Custom policies are XML configuration files that define the behavior and user experience of an Azure AD B2C policy, with the use of:
- Claim definitions
- Claims transformations
- Technical profiles
- User journey/s
- Replying Party
While built-in policies (also referred to as User Flows) are predefined in the Azure AD B2C portal for the most common authentication journeys, custom policies can be fully edited by an identity developer to complete many different tasks wrapped in an authentication journey.
Your relying party application calls a relying party policy. The relying party policy specifies which user journey to execute.
A user journey defines the business logic of what a user will experience. Each user journey is a set of orchestration steps that performs a series of claims exchanges with various partners, in a consecutive order adding to the claims bag as each step completes.
Each orchestration step calls a Technical Profile. Technical profiles provide a framework with a built-in mechanism to communicate with known Azure AD B2C components, REST APIs and Identity Providers via open standard protocols.
An orchestration step may have one or more preconditions to determine if the orchestration step should execute during this flow or skipped.
Policy file structure
An Azure AD B2C policy follows an inheritance model, whereby configurations being made in a chained file can take dependencies on configuration elements defined earlier in the chain of files. This allows you to scale your design without impacting other work that you have created and add additional policies to leverage existing work.
Let’s look at a relying party application (at the bottom of the diagram). It calls the Relying Party policy file to execute a specific task to initiate the sign-in flow.
The Identity Experience Framework in Azure AD B2C stacks all of the elements from the Base file, completing the chain of files to the Relying Party policy file to assemble the current policy in effect.
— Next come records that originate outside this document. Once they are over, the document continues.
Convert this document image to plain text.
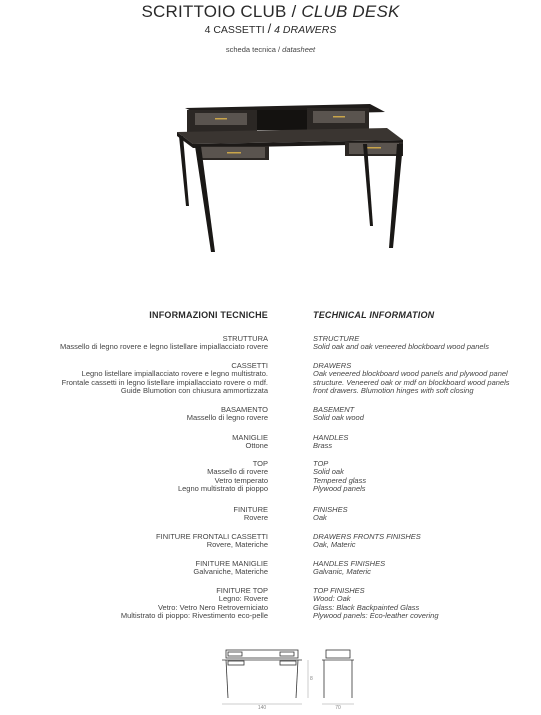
SCRITTOIO CLUB / CLUB DESK
4 CASSETTI / 4 DRAWERS
scheda tecnica / datasheet
INFORMAZIONI TECNICHE	TECHNICAL INFORMATION
STRUTTURA
Massello di legno rovere e legno listellare impiallacciato rovere
CASSETTI
Legno listellare impiallacciato rovere e legno multistrato.
Frontale cassetti in legno listellare impiallacciato rovere o mdf.
Guide Blumotion con chiusura ammortizzata
BASAMENTO
Massello di legno rovere
MANIGLIE
Ottone
TOP
Massello di rovere
Vetro temperato
Legno multistrato di pioppo
FINITURE
Rovere
FINITURE FRONTALI CASSETTI
Rovere, Materiche
FINITURE MANIGLIE
Galvaniche, Materiche
FINITURE TOP
Legno: Rovere
Vetro: Vetro Nero Retroverniciato
Multistrato di pioppo: Rivestimento eco-pelle
STRUCTURE
Solid oak and oak veneered blockboard wood panels
DRAWERS
Oak veneered blockboard wood panels and plywood panel
structure. Veneered oak or mdf on blockboard wood panels
front drawers. Blumotion hinges with soft closing
BASEMENT
Solid oak wood
HANDLES
Brass
TOP
Solid oak
Tempered glass
Plywood panels
FINISHES
Oak
DRAWERS FRONTS FINISHES
Oak, Materic
HANDLES FINISHES
Galvanic, Materic
TOP FINISHES
Wood: Oak
Glass: Black Backpainted Glass
Plywood panels: Eco-leather covering
140
8
70
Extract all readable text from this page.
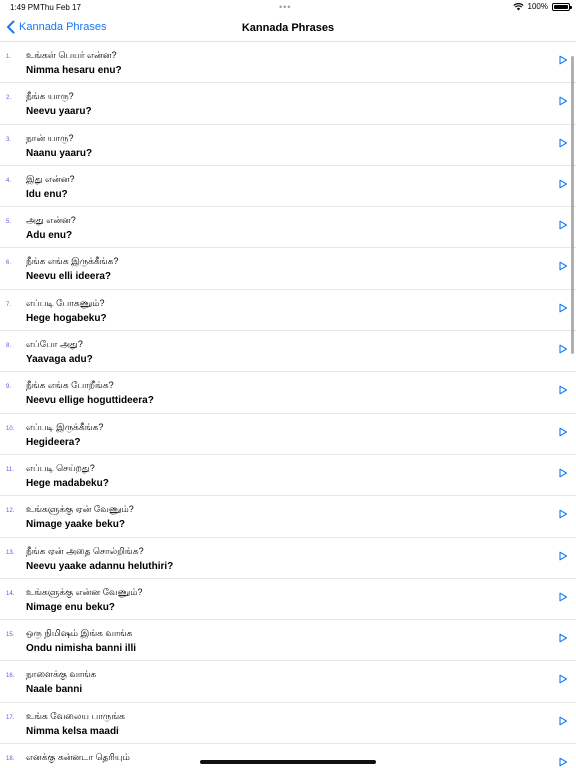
1:49 PM Thu Feb 17	•••	100%
Kannada Phrases	Kannada Phrases
1. உங்கள் பெயர் என்ன?
Nimma hesaru enu?
2. நீங்க யாரு?
Neevu yaaru?
3. நான் யாரு?
Naanu yaaru?
4. இது என்ன?
Idu enu?
5. அது என்ன?
Adu enu?
6. நீங்க எங்க இருக்கீங்க?
Neevu elli ideera?
7. எப்படி போகணும்?
Hege hogabeku?
8. எப்போ அது?
Yaavaga adu?
9. நீங்க எங்க போறீங்க?
Neevu ellige hoguttideera?
10. எப்படி இருக்கீங்க?
Hegideera?
11. எப்படி செய்றது?
Hege madabeku?
12. உங்களுக்கு ஏன் வேணும்?
Nimage yaake beku?
13. நீங்க ஏன் அதை சொல்றிங்க?
Neevu yaake adannu heluthiri?
14. உங்களுக்கு என்ன வேணும்?
Nimage enu beku?
15. ஒரு நிமிஷம் இங்க வாங்க
Ondu nimisha banni illi
16. நாளைக்கு வாங்க
Naale banni
17. உங்க வேலைய பாருங்க
Nimma kelsa maadi
18. எனக்கு கன்னடா தெரியும்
Elements of the same type and name in further in the chain of files override those elements those already configured in file earlier in the chain.
As described in the diagram, your application will always reference the relying party policy id as part of the authentication request.
The child policy at any level can inherit from the parent policy and extend it by adding new elements or overriding some or all of the elements in the parent policies.
There is no limit on the number of levels in this chained structure.
- A relying party application, such as a web, mobile, or desktop application, calls the relying party (RP) policy.
- The RP policy configures the list of claims the relying party application receives as part of the token that is issued.
- Multiple applications can use the same policy. All applications will receive the same token and claims in this case.
- A single application can use multiple policies and each application could receive different claims in the returned token.
- A relying party policy, points to the user journey to be executed
- A tenant can have multiple polices (built-in and custom). You can combine a built-in policy with custom policies. For example the sign-in journey can be a custom policy, whilst the profile edit journey can be a built-in policy.
Relying party policy endpoints
For each relying party policy created, Azure AD B2C provides you the endpoints that your application may use:
Well-known configuration – which provide the metadata for Azure AD B2C.
Authorize endpoint to make authentication requests
Token endpoint to redeem authorization codes for access tokens
Logout to logout the user from Azure AD B2C.